Марина Михайловна висела у него на плечах и хихикала, словно пьяная. Мне даже неудобно стало, зато Вован с Серым затыкали друг друга в бока, а девки зашептались, не отводя глаз от вожатых. Марина Михайловна, похоже, сообразила, что ведет себя не слишком педагогично, сползла с плеч Витальтолича, чинно встала рядышком с ним, подхватив под локоток, и деловито спросила:
– Народ, вы не мерзнете тут?
Девки, перебивая друг друга, умильными голосами заговорили, как им тут тепло, хорошо и интересно, а детишки из четвертого спят в палатках, мы проверяли, а посидите с нами, Марина Михална, а вы сюда, Витальтолич, и расскажите нам, а то нам скучно…

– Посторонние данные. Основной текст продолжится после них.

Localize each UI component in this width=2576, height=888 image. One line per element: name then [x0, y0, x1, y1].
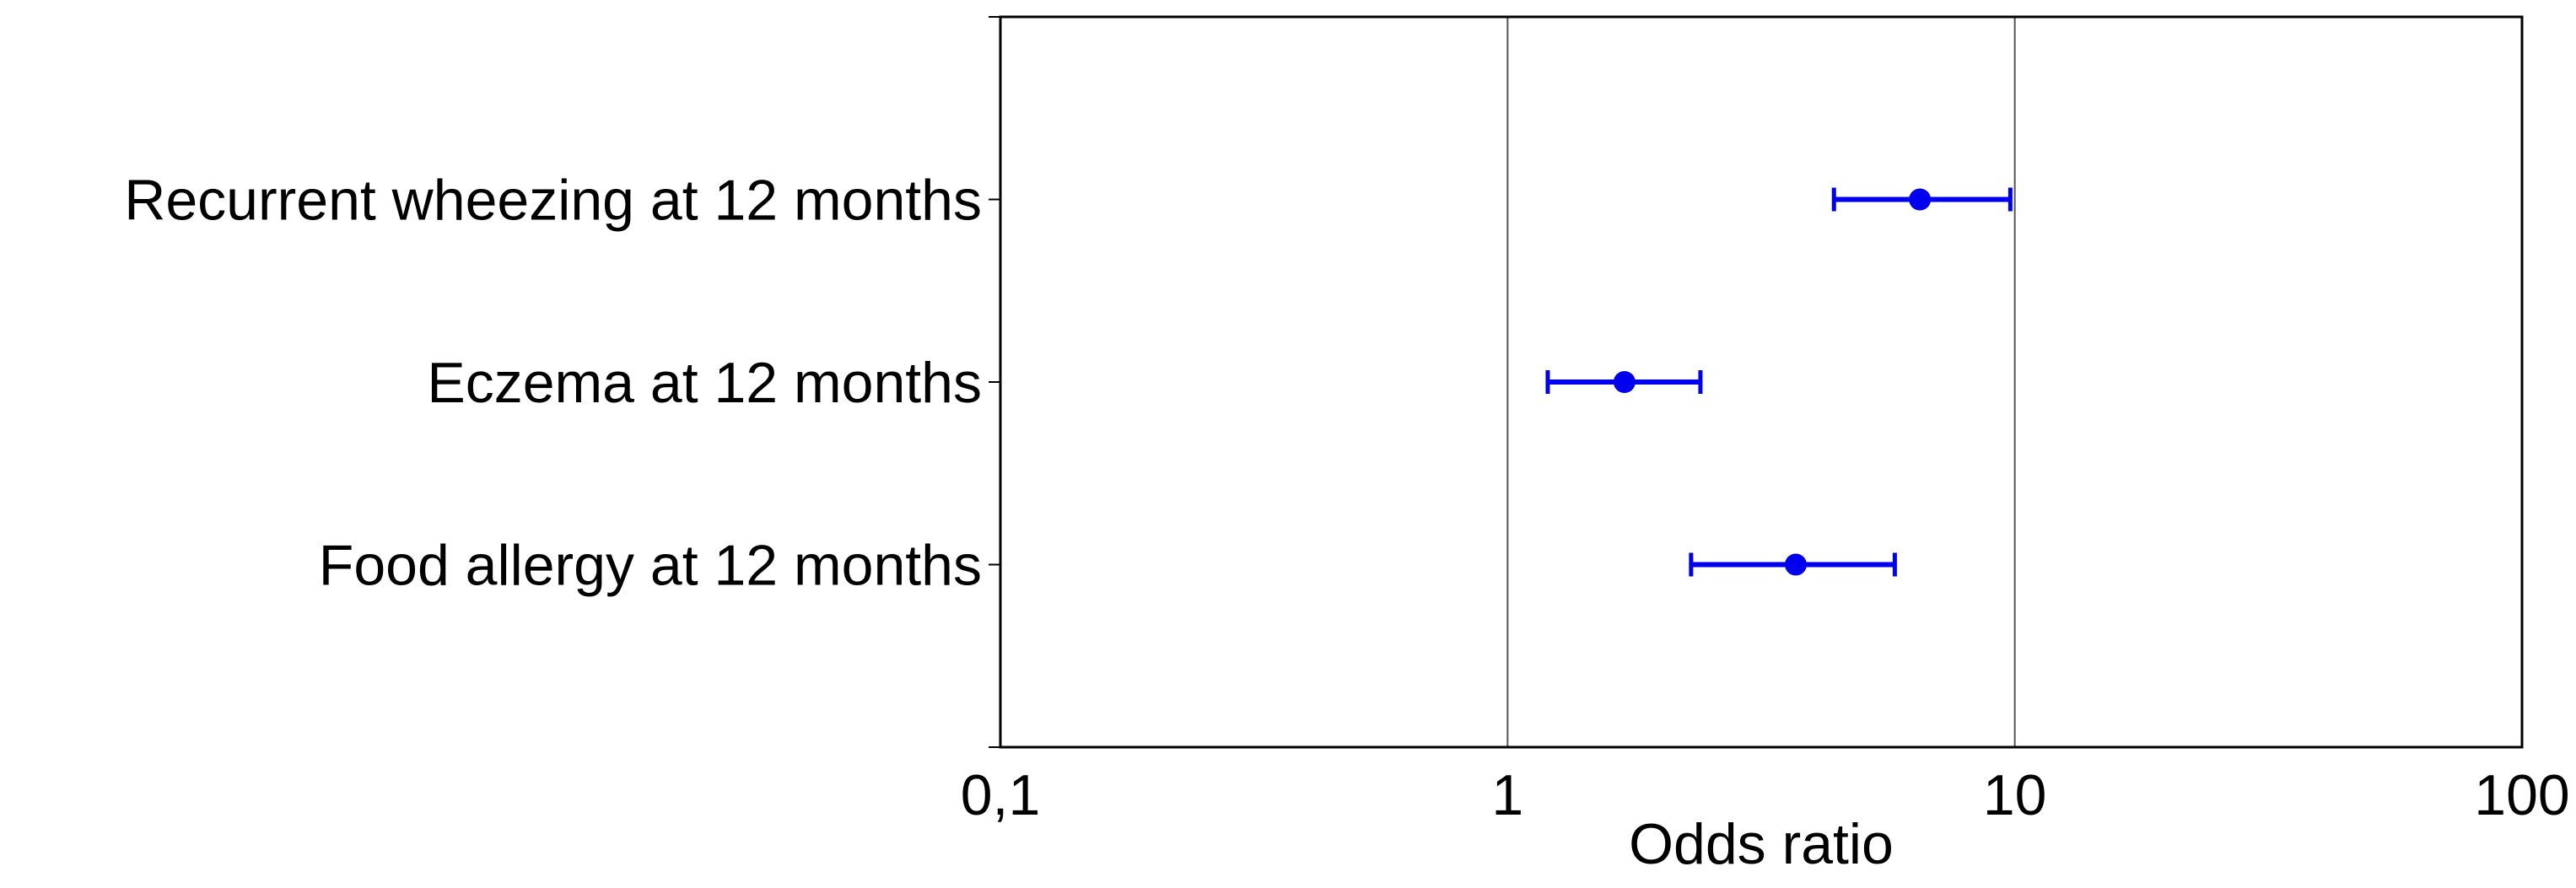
estimate-group [1689, 552, 1897, 577]
plot-frame [999, 15, 2524, 749]
x-tick-label: 0,1 [961, 763, 1041, 827]
category-label: Recurrent wheezing at 12 months [124, 169, 982, 233]
category-label: Food allergy at 12 months [319, 534, 982, 598]
estimate-group [1545, 370, 1703, 394]
x-tick-label: 100 [2474, 763, 2569, 827]
point-estimate [1909, 188, 1932, 211]
gridline-layer [1506, 17, 2016, 747]
y-tick-layer [989, 16, 1000, 748]
x-tick-label: 1 [1491, 763, 1523, 827]
x-axis-title: Odds ratio [1629, 812, 1894, 876]
data-mark-layer [1545, 187, 2013, 577]
point-estimate [1613, 371, 1636, 393]
category-label: Eczema at 12 months [427, 351, 982, 415]
point-estimate [1785, 553, 1808, 576]
category-label-layer: Recurrent wheezing at 12 months Eczema at… [124, 169, 982, 598]
x-tick-label: 10 [1983, 763, 2047, 827]
x-tick-layer: 0,1 1 10 100 [961, 763, 2570, 827]
estimate-group [1831, 187, 2013, 212]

– Так скучно или интересно? – уточнил Витальтолич, не трогаясь с места.
Девчонки захихикали и тут же притихли. В неровный круг света тяжело вдвинулась Светлана Дмитриевна в совсем домашнем каком-то халатике, но спросила обычным завучевским тоном:
– Так, «Юный литейщик», почему не спим? Отбой давно.
Девчонки заканючили про еще немного, Светлана Дмитриевна кивнула, сказала: «Пять минут», внимательно посмотрела на вожатых – Марина Михайловна совсем отклеилась от Витальтолича и спрятала руки за спину, невинно и почти незаметно улыбаясь, – и повторила:
– Пять минут, молодые люди. Всем понятно?
Развернулась и пошла, не слушая нестройного, но горячего хора, певшего, как сильно нам понятно и какие мы будем дисциплинированные через пять минут.
Вожатые дождались, пока она скроется в палатке, переглянулись, Витальтолич сильно нахмурился и сказал нам:
– Пять минут. Через пять минут чтобы все по палаткам и костер погашен, Вафин ответственный.
– А че я-то сразу, – возмутился я, но вожатые уже сдернули во тьму.
– Ты просто чаю много пьешь, – объяснил Вован.
Я замахнулся, все заржали.
– Что за гогот среди ночи? – спросил Валерик, проявившийся точно в том месте, с которого канули в темноту Витальтолич с Мариной Михайловной. – Спать пора, пошли по-бырому.
– Ну Валерий Николаевич, нам Светлана Дмитриевна разрешила еще пять минут, – заныли девчонки.
Я показал им страшную рожу, чтобы не вздумали звать его посидеть, а то скучно. Но они тоже не дурные, хотя Валерик девок не щемил и вообще старался быть любезным. Впрочем, он, наверное, не присоединился бы к нам, даже если бы позвали. Валерик деловито спросил:
– Марину Михайловну не видели, случайно?
– А вы их не встретили? – удивился Серый. – Они ж как раз туда ушли.